Dopo l'esordio in gara nel 1973 e il successivo sviluppo la prima vittoria arrivò nel 1974 alla 1000 km di Monza, una tripletta firmata Andretti - Merzario, Ickx - Stommelen e De Adamich - Facetti, che contribuì a far raggiungere all'Alfa Romeo il secondo posto in classifica costruttori alla fine dell'anno. Nel 1975 la 33 TT12 vinse il campionato del mondo sportprototipi vincendo 7 gare su 9[1][3] con Arturo Merzario, Vittorio Brambilla, Jacques Laffite, Henri Pescarolo, Derek Bell e Jochen Mass.

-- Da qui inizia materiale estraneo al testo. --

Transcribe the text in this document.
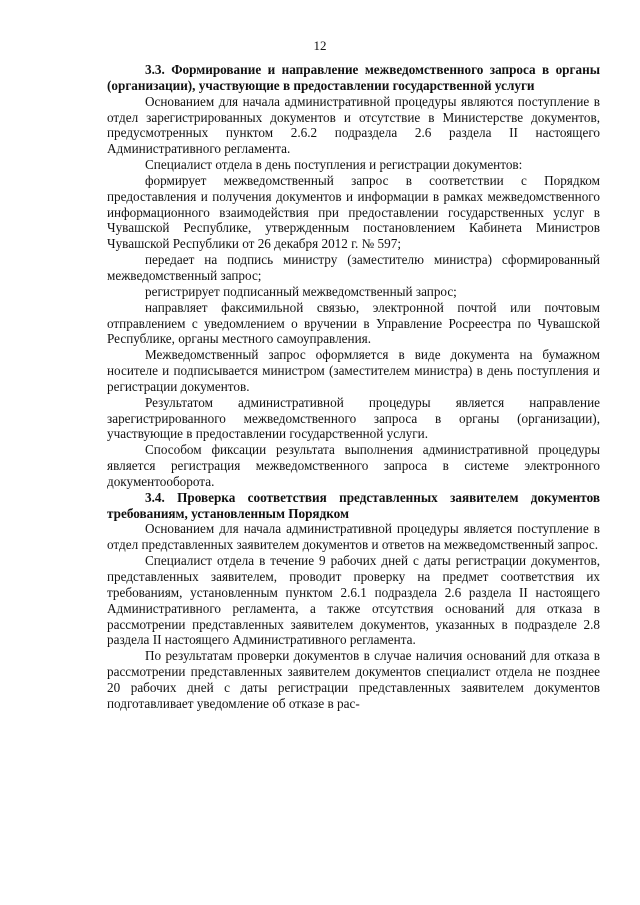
12
3.3. Формирование и направление межведомственного запроса в органы (организации), участвующие в предоставлении государственной услуги

Основанием для начала административной процедуры являются поступление в отдел зарегистрированных документов и отсутствие в Министерстве документов, предусмотренных пунктом 2.6.2 подраздела 2.6 раздела II настоящего Административного регламента.

Специалист отдела в день поступления и регистрации документов:

формирует межведомственный запрос в соответствии с Порядком предоставления и получения документов и информации в рамках межведомственного информационного взаимодействия при предоставлении государственных услуг в Чувашской Республике, утвержденным постановлением Кабинета Министров Чувашской Республики от 26 декабря 2012 г. № 597;

передает на подпись министру (заместителю министра) сформированный межведомственный запрос;

регистрирует подписанный межведомственный запрос;

направляет факсимильной связью, электронной почтой или почтовым отправлением с уведомлением о вручении в Управление Росреестра по Чувашской Республике, органы местного самоуправления.

Межведомственный запрос оформляется в виде документа на бумажном носителе и подписывается министром (заместителем министра) в день поступления и регистрации документов.

Результатом административной процедуры является направление зарегистрированного межведомственного запроса в органы (организации), участвующие в предоставлении государственной услуги.

Способом фиксации результата выполнения административной процедуры является регистрация межведомственного запроса в системе электронного документооборота.

3.4. Проверка соответствия представленных заявителем документов требованиям, установленным Порядком

Основанием для начала административной процедуры является поступление в отдел представленных заявителем документов и ответов на межведомственный запрос.

Специалист отдела в течение 9 рабочих дней с даты регистрации документов, представленных заявителем, проводит проверку на предмет соответствия их требованиям, установленным пунктом 2.6.1 подраздела 2.6 раздела II настоящего Административного регламента, а также отсутствия оснований для отказа в рассмотрении представленных заявителем документов, указанных в подразделе 2.8 раздела II настоящего Административного регламента.

По результатам проверки документов в случае наличия оснований для отказа в рассмотрении представленных заявителем документов специалист отдела не позднее 20 рабочих дней с даты регистрации представленных заявителем документов подготавливает уведомление об отказе в рас-
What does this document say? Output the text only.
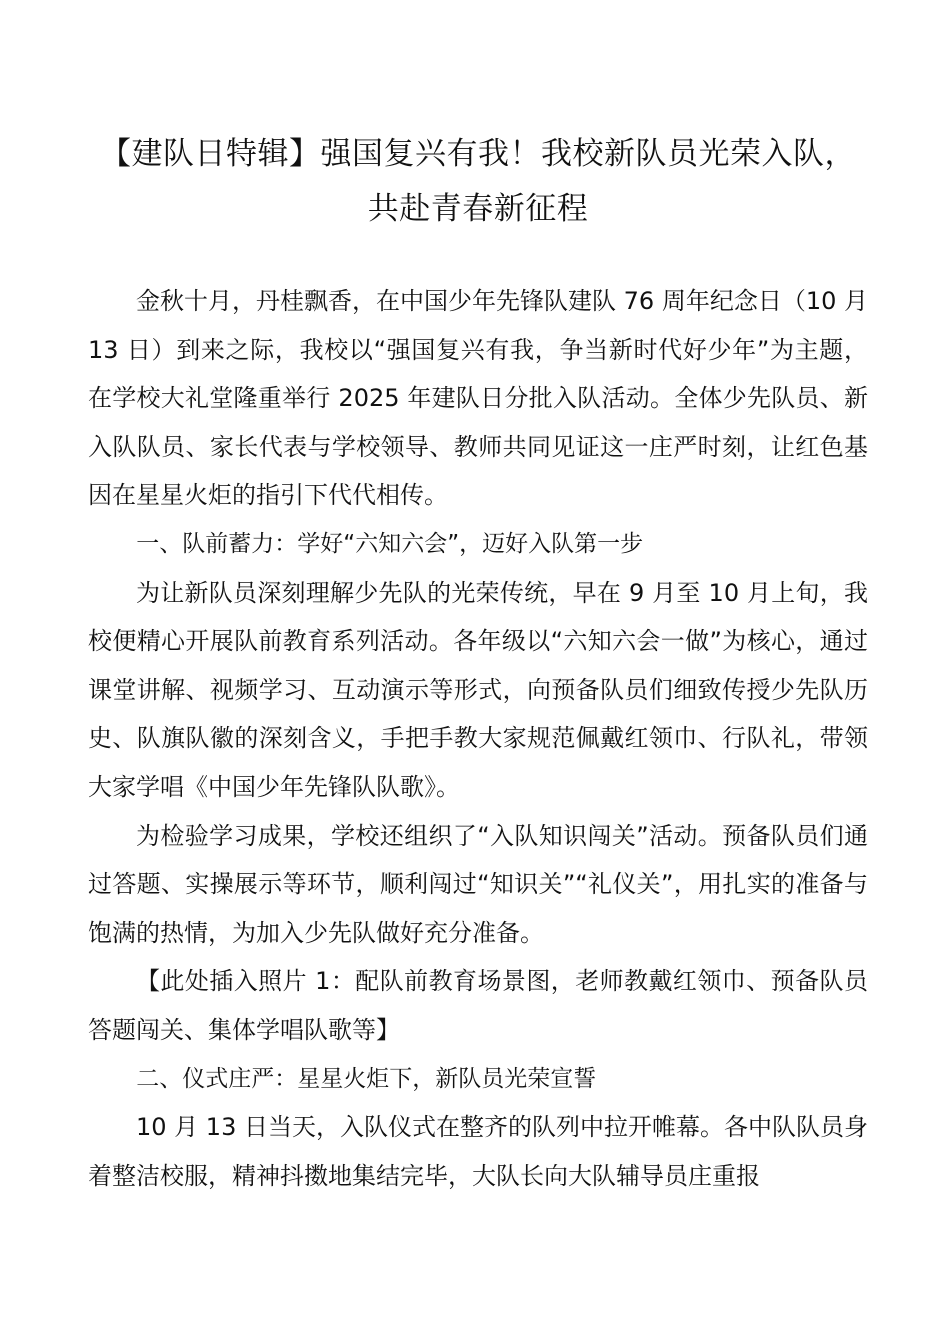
【建队日特辑】强国复兴有我！我校新队员光荣入队，共赴青春新征程

金秋十月，丹桂飘香，在中国少年先锋队建队 76 周年纪念日（10 月 13 日）到来之际，我校以“强国复兴有我，争当新时代好少年”为主题，在学校大礼堂隆重举行 2025 年建队日分批入队活动。全体少先队员、新入队队员、家长代表与学校领导、教师共同见证这一庄严时刻，让红色基因在星星火炬的指引下代代相传。

一、队前蓄力：学好“六知六会”，迈好入队第一步

为让新队员深刻理解少先队的光荣传统，早在 9 月至 10 月上旬，我校便精心开展队前教育系列活动。各年级以“六知六会一做”为核心，通过课堂讲解、视频学习、互动演示等形式，向预备队员们细致传授少先队历史、队旗队徽的深刻含义，手把手教大家规范佩戴红领巾、行队礼，带领大家学唱《中国少年先锋队队歌》。

为检验学习成果，学校还组织了“入队知识闯关”活动。预备队员们通过答题、实操展示等环节，顺利闯过“知识关”“礼仪关”，用扎实的准备与饱满的热情，为加入少先队做好充分准备。

【此处插入照片 1：配队前教育场景图，老师教戴红领巾、预备队员答题闯关、集体学唱队歌等】

二、仪式庄严：星星火炬下，新队员光荣宣誓

10 月 13 日当天，入队仪式在整齐的队列中拉开帷幕。各中队队员身着整洁校服，精神抖擞地集结完毕，大队长向大队辅导员庄重报
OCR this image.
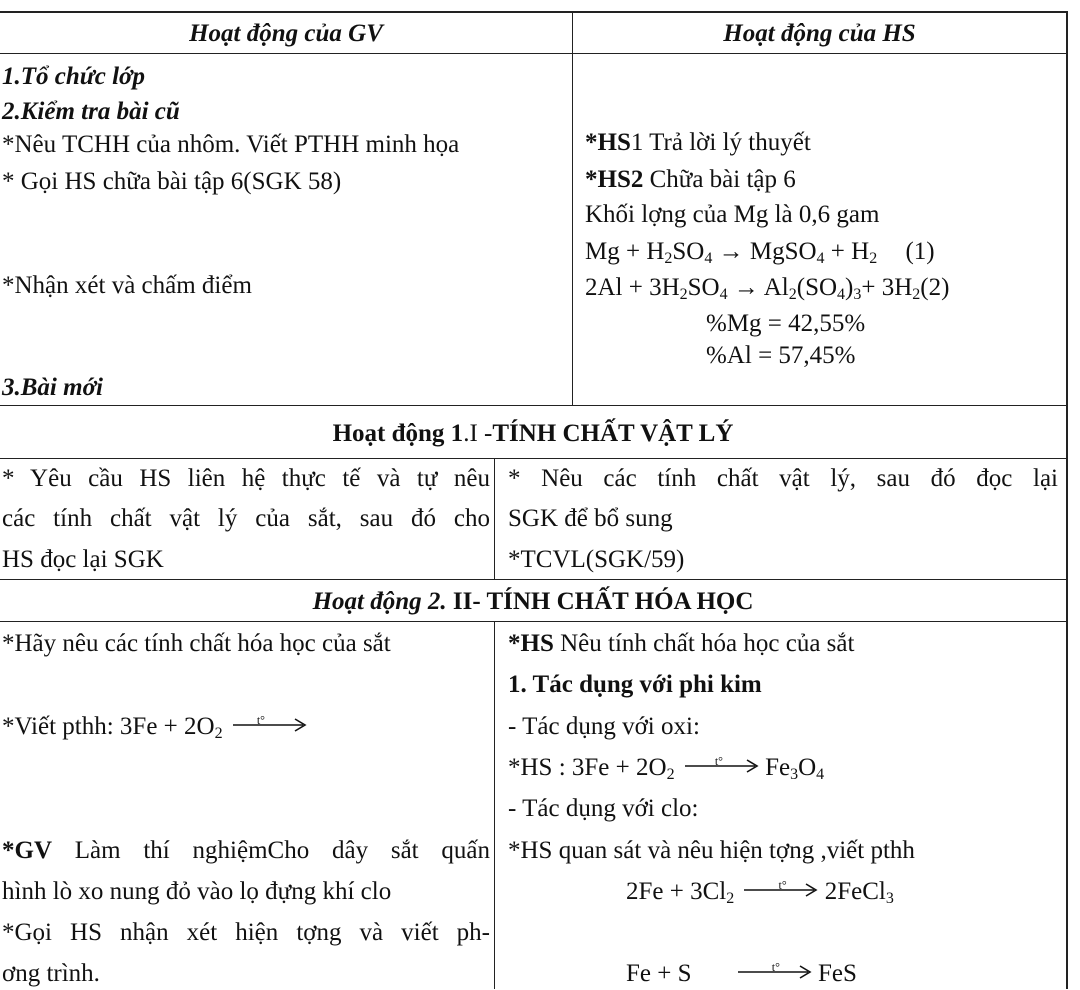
Hoạt động của GV	Hoạt động của HS
1.Tổ chức lớp
2.Kiểm tra bài cũ
*Nêu TCHH của nhôm. Viết PTHH minh họa
* Gọi HS chữa bài tập 6(SGK 58)
*Nhận xét và chấm điểm
3.Bài mới
*HS1 Trả lời lý thuyết
*HS2 Chữa bài tập 6
Khối lợng của Mg là 0,6 gam
$Mg + H_2SO_4$ → MgSO$_4$ + $H_2$ (1)
$2Al + 3H_2SO_4 \to Al_2(SO_4)_3+ 3H_2(2)$
%Mg = 42,55%
%Al = 57,45%
Hoạt động 1.I -TÍNH CHẤT VẬT LÝ
* Yêu cầu HS liên hệ thực tế và tự nêu
các tính chất vật lý của sắt, sau đó cho
HS đọc lại SGK
* Nêu các tính chất vật lý, sau đó đọc lại
SGK để bổ sung
*TCVL(SGK/59)
Hoạt động 2. II- TÍNH CHẤT HÓA HỌC
*Hãy nêu các tính chất hóa học của sắt
*Viết pthh: $3Fe + 2O_2$
t°
*GV Làm thí nghiệmCho dây sắt quấn
hình lò xo nung đỏ vào lọ đựng khí clo
*Gọi HS nhận xét hiện tợng và viết ph-
ơng trình.
*HS Nêu tính chất hóa học của sắt
1. Tác dụng với phi kim
- Tác dụng với oxi:
*HS : $3Fe + 2O_2$
t° $Fe_3O_4$
- Tác dụng với clo:
*HS quan sát và nêu hiện tợng ,viết pthh
$2Fe + 3Cl_2$
t° 2FeCl$_3$
Fe + S	t° FeS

Nel 1975 venne sviluppata la 33 TT/3 "Giro d'Italia", una versione speciale della 33 con carrozzeria chiusa realizzata da Carlo Chiti per far gareggiare Jean-Claude Andruet al Giro automobilistico d'Italia. La vettura ha un telaio tubolare modificato per montare il motore V8 3 litri delle "vecchie" 33 e una carrozzeria in vetroresina molto simile a quella della 33 TT/12 con l'eccezione del tetto, in alluminio, necessario per rispettare le normative Gr. 5.[16]
Al Giro automobilistico d'Italia la vettura di Jean-Claude Andruet e Gianni Serri, nonostante il motore non avesse mai funzionato al meglio a causa di una revisione frettolosa, mantenne il comando fino al ritiro causato dal cedimento del motore. Dopo quell'unica gara la vettura non venne più impiegata ufficialmente e ora si trova negli USA.
L'Alfa Romeo 33 SC12 fu l'ultima evoluzione della serie 33 e prodotta in sei esemplari dal 1976 al 1977. Discendente diretta della 33 TT12 ne ereditava la carrozzeria e il motore 12 cilindri boxer 3 litri potenziato a 520 CV a 12000 giri/min mentre adottava un nuovo telaio monoscocca (SC significa scatolato) in lega di alluminio più rigido e leggero di quello tubolare sebbene il peso sia salito a 720 kg.
Con questa vettura, l'Alfa Romeo riconquistò il campionato mondiale sport prototipi del 1977, vincendo tutte le gare in calendario nella propria categoria grazie ai piloti Arturo Merzario, Federico Salvati, Jean-Pierre Jarier e Vittorio Brambilla.[1][18]
La massima evoluzione si raggiunse con la 33 SC12 Turbo, il motore 12 cilindri con cilindrata ridotta a 2.134 cm³ venne equipaggiato con due turbocompressori KKK per ottenere una potenza di quasi 650 CV a 11.000 giri/min e 48 kgm di coppia a 9000 giri/min e raggiungeva i 352 km/h.[19] Dopo un esordio rimandato a lungo la vettura permise ad Arturo Merzario di girare con una velocità media di circa 203 km/h al Salzburgring.
Il regolamento dell'epoca prevedeva un'equivalenza con un fattore 1,4 per i motori turbo nelle gare Sport, ossia un 2134 cm³ sovralimentato era equiparato a un 3000 aspirato, come sulla Renault-Alpine A442 e sulla Porsche 936 vincitrice della 24 ore di Le Mans 1976 e 1977.